I suffer from chronic wanderlust that has taken me all over the world. My hardworking career as a real estate agent in the Hamptons allowed me the freedom to travel as long as my checkbook was topped up. I always had photos of the next destination posted on my desk at work and hoped that, if I used the phone successfully, the deals would get done and it would be wheels up for me!
Time moved so quickly, and all of a sudden I turned forty years old. I was successful and enjoyed my freedom as a single woman who was not tied down to a family. I was perfectly happy moving about my life … until I wasn't but didn't know it. Selling large second homes to very rich people who had every comfort was no longer a challenge or exciting. It was time for a life change, but I couldn't figure out what change I wanted or needed.
So I booked another trip. I had traveled on many horseback-riding safaris, but Africa was my favorite. The frequent chaos and poverty is balanced by the beauty and richness of the tribal cultures, wild animals, and generous people.
Determined to find my purpose, I researched volunteer projects all over the world. A project in Namibia run by Elephant Human Relations Aid was flexible enough that we also did work at the local school. It was a government-run boarding school (in rural communities in Africa, most schools are boarding schools since students live too far away to walk to school) that was not well funded and had very scant resources. From the minute I met the students, I knew something in my life was about to change.

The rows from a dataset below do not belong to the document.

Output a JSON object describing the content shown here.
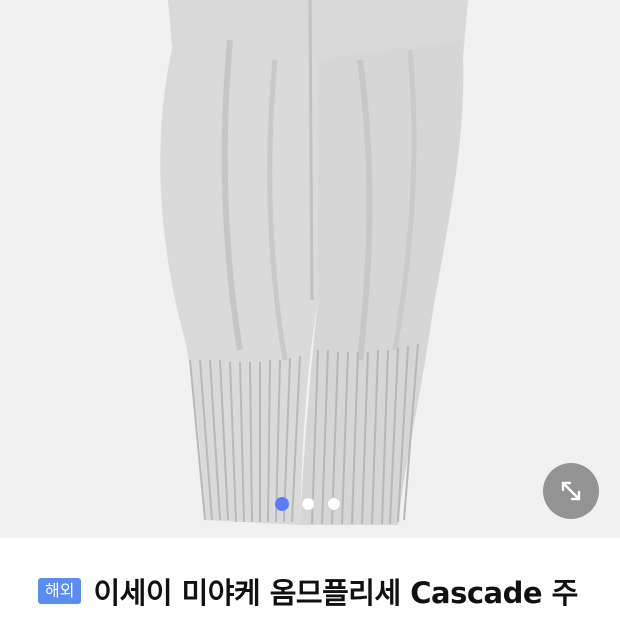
{
  "gallery": {
    "image_description_icon": "pleated-pants-photo",
    "pages": 3,
    "active_page": 1,
    "expand_icon": "expand-arrows-icon"
  },
  "product": {
    "badge": "해외",
    "title": "이세이 미야케 옴므플리세 Cascade 주"
  },
  "colors": {
    "accent": "#5b7cf6",
    "badge_bg": "#5b8cf0"
  }
}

I am a strong proponent of women in power and as leaders. I felt I needed to help the girls at the A. Gariseb Primary School put their future in front of them and dream big. Just because they were in the middle of the desert with little exposure or a promising future in the bigger world didn't mean they shouldn't try to achieve it—in fact, just the opposite!

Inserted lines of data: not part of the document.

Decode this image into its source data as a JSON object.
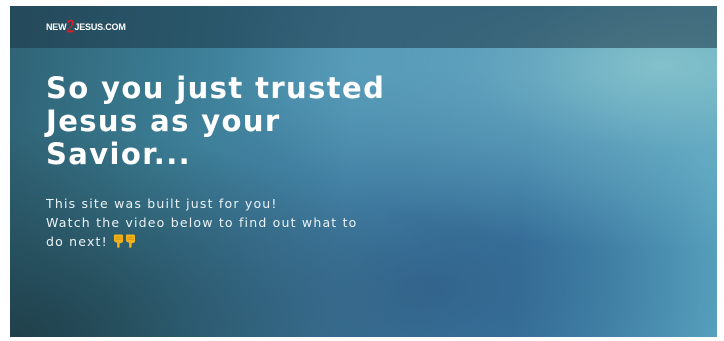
{
  "header": {
    "logo_prefix": "NEW",
    "logo_suffix": "JESUS.COM",
    "logo_mark_icon": "red-numeral-2-icon"
  },
  "hero": {
    "title": "So you just trusted Jesus as your Savior...",
    "line1": "This site was built just for you!",
    "line2": "Watch the video below to find out what to",
    "line3": "do next!",
    "pointer_icons": [
      "pointing-down-hand-icon",
      "pointing-down-hand-icon"
    ]
  },
  "colors": {
    "logo_accent": "#d81f26",
    "text": "#ffffff",
    "pointer": "#f2b21a"
  }
}
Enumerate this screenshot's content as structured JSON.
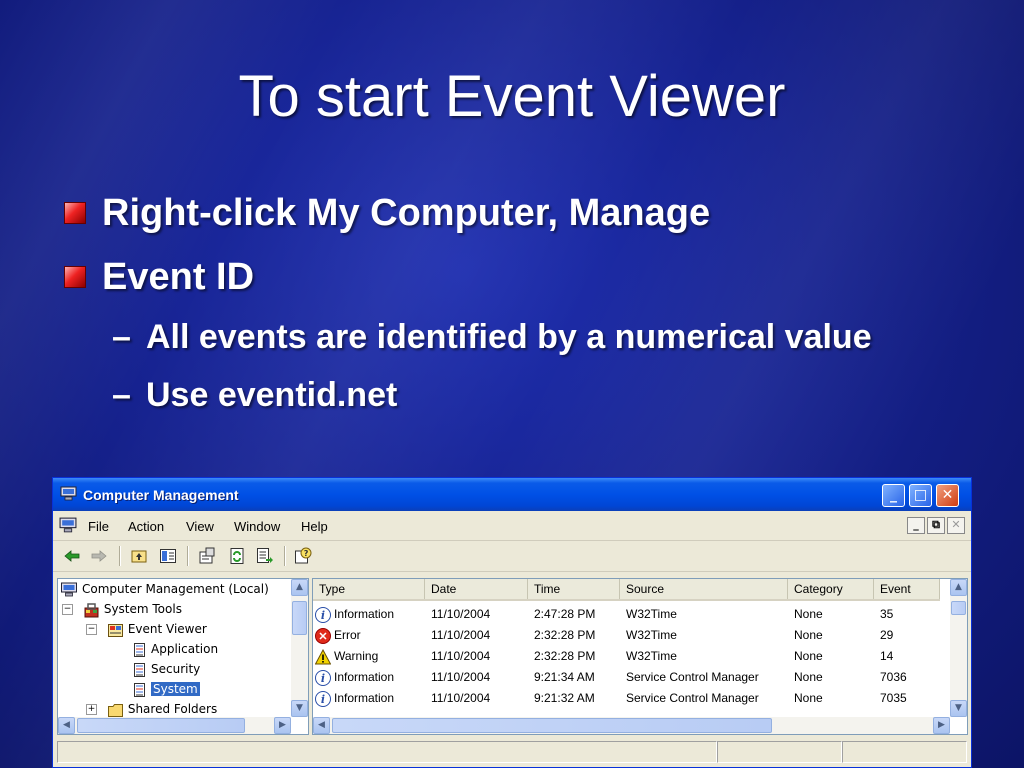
{
  "slide": {
    "title": "To start Event Viewer",
    "bullets": [
      {
        "text": "Right-click My Computer,  Manage"
      },
      {
        "text": "Event ID"
      }
    ],
    "sub_bullets": [
      {
        "dash": "–",
        "text": "All events are identified by a numerical value"
      },
      {
        "dash": "–",
        "text": "Use eventid.net"
      }
    ]
  },
  "window": {
    "title": "Computer Management",
    "controls": {
      "minimize": "_",
      "maximize": "□",
      "close": "✕"
    },
    "menu": [
      "File",
      "Action",
      "View",
      "Window",
      "Help"
    ],
    "mdi_controls": [
      "_",
      "⧉",
      "✕"
    ],
    "colors": {
      "title_bar": "#0050e6",
      "selection": "#316ac5",
      "error": "#e02a1a",
      "warning": "#f2d300"
    },
    "tree": [
      {
        "label": "Computer Management (Local)",
        "icon": "computer-icon",
        "expander": ""
      },
      {
        "label": "System Tools",
        "icon": "toolbox-icon",
        "expander": "−"
      },
      {
        "label": "Event Viewer",
        "icon": "event-viewer-icon",
        "expander": "−"
      },
      {
        "label": "Application",
        "icon": "log-icon",
        "expander": ""
      },
      {
        "label": "Security",
        "icon": "log-icon",
        "expander": ""
      },
      {
        "label": "System",
        "icon": "log-icon",
        "expander": "",
        "selected": true
      },
      {
        "label": "Shared Folders",
        "icon": "folder-icon",
        "expander": "+"
      }
    ],
    "columns": [
      "Type",
      "Date",
      "Time",
      "Source",
      "Category",
      "Event"
    ],
    "events": [
      {
        "type": "Information",
        "icon": "info",
        "date": "11/10/2004",
        "time": "2:47:28 PM",
        "source": "W32Time",
        "category": "None",
        "event": "35"
      },
      {
        "type": "Error",
        "icon": "error",
        "date": "11/10/2004",
        "time": "2:32:28 PM",
        "source": "W32Time",
        "category": "None",
        "event": "29"
      },
      {
        "type": "Warning",
        "icon": "warning",
        "date": "11/10/2004",
        "time": "2:32:28 PM",
        "source": "W32Time",
        "category": "None",
        "event": "14"
      },
      {
        "type": "Information",
        "icon": "info",
        "date": "11/10/2004",
        "time": "9:21:34 AM",
        "source": "Service Control Manager",
        "category": "None",
        "event": "7036"
      },
      {
        "type": "Information",
        "icon": "info",
        "date": "11/10/2004",
        "time": "9:21:32 AM",
        "source": "Service Control Manager",
        "category": "None",
        "event": "7035"
      }
    ]
  }
}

At the school, I was a magnet for these girls and their smiling, promising faces. I loved when they all rushed up to me with little Valentine notes on tiny postage stamp–size scraps of paper. They always had a lovely flair: "Plis kip me in your hart fo eva." They always had butterflies, flowers, hearts, and, usually, uncanny drawings of me with them and "frends fo eva." They never asked for anything. Just a simple declaration that we were friends and that I would not forget them.
In my "back home" life, I was also on the board of our local library, and at that time, we were about to build a new addition. While sitting in a decrepit old cement school building on a three-legged chair propped up by a pail as its fourth leg, I kept thinking that these children were in need of a simple library with books that would expand their knowledge. "Learn to read, read and grow, grow and learn" became my mantra and theirs, too. So I set about sending books to Africa with a small amount of donated books from my library friends. It filled a room at the school we had painted in bright colors. On the wall, we painted, "Learn to read, read and grow, grow and learn."

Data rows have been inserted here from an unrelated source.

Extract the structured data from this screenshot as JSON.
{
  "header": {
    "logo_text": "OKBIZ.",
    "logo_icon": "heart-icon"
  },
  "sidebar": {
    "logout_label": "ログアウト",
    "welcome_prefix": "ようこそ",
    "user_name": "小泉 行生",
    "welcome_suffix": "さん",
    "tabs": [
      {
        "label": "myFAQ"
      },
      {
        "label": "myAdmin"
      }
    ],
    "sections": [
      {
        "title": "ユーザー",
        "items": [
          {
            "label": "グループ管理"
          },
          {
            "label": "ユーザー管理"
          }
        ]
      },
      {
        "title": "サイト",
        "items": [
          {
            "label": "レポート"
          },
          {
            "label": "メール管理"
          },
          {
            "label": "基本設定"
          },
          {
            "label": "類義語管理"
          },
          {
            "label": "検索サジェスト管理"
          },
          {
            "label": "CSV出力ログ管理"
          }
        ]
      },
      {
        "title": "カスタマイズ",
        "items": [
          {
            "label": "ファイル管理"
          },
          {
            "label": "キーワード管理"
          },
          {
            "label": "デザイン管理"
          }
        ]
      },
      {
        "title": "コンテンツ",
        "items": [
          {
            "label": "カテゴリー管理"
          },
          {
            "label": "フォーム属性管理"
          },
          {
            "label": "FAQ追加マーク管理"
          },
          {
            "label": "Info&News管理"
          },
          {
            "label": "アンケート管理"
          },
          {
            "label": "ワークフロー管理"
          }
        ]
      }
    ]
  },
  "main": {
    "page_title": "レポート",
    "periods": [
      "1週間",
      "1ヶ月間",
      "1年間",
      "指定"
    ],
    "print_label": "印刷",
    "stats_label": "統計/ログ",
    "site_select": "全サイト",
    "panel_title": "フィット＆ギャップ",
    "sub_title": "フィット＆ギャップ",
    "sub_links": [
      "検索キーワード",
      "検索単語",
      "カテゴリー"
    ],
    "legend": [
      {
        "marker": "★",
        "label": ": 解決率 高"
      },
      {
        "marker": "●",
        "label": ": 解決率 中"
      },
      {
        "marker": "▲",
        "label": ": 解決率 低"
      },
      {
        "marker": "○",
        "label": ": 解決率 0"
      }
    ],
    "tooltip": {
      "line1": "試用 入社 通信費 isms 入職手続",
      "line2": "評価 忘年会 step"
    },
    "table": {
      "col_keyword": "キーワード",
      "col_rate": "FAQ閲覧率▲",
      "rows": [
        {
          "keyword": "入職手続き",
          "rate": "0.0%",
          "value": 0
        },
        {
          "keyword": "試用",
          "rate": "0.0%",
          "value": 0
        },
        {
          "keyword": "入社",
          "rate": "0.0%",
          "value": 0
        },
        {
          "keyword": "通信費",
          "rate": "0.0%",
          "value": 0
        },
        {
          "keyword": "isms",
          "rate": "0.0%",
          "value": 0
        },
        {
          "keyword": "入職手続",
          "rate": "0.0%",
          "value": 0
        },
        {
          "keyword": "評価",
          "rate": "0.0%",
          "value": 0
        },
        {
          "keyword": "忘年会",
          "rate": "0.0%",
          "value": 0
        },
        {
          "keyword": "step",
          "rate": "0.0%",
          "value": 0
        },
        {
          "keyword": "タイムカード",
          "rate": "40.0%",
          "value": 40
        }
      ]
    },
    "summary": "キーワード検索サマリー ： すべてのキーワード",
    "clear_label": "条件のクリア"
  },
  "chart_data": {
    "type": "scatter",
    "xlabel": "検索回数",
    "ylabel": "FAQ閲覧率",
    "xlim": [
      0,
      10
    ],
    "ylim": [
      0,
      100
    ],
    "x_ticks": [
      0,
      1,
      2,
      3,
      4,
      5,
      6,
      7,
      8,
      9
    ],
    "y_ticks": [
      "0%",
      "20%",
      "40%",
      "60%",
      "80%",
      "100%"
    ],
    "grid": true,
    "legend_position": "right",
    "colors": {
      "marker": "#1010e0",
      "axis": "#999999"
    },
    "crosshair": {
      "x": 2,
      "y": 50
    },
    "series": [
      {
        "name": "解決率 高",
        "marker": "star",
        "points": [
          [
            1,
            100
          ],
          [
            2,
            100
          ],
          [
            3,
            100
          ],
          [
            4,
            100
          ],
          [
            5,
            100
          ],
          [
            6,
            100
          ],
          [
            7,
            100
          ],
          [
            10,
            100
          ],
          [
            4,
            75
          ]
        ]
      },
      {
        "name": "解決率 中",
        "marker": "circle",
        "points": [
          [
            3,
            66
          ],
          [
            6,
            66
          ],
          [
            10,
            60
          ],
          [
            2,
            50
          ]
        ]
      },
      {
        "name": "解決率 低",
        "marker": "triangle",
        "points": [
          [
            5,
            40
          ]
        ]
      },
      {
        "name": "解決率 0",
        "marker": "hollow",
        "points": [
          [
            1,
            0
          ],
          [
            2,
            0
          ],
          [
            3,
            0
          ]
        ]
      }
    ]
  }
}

These girls would run up to me in the schoolyard with their tattered books and blurt out passages at top volume for all the world to hear—proudly showing they had mastered not only reading but amazing self-confidence and poise.
We continued our aid to the school, and after ten years, we had renovated the dormitories, replumbed the showers and lavatories, and built a computer room, a playground, and more.
But my proudest moment happened when I was walking down a street and heard two girls calling my name. Most of the girls in the first group had either ended their primary school careers and returned to their farms or headed to high school—"Big School," they called it. These two girls were tall and skinny and in their "Big School" uniforms, standing proud and ready to take on the world. They reminded me who they were and what it meant for them to learn and read at that library with those books. It worked: They were dreaming big—and I knew they would succeed. My second chance was their first in having someone believe in them. It made me believe in myself as well.
—DOREEN
They never asked for anything. Just a simple declaration that we were friends and that I would not forget them.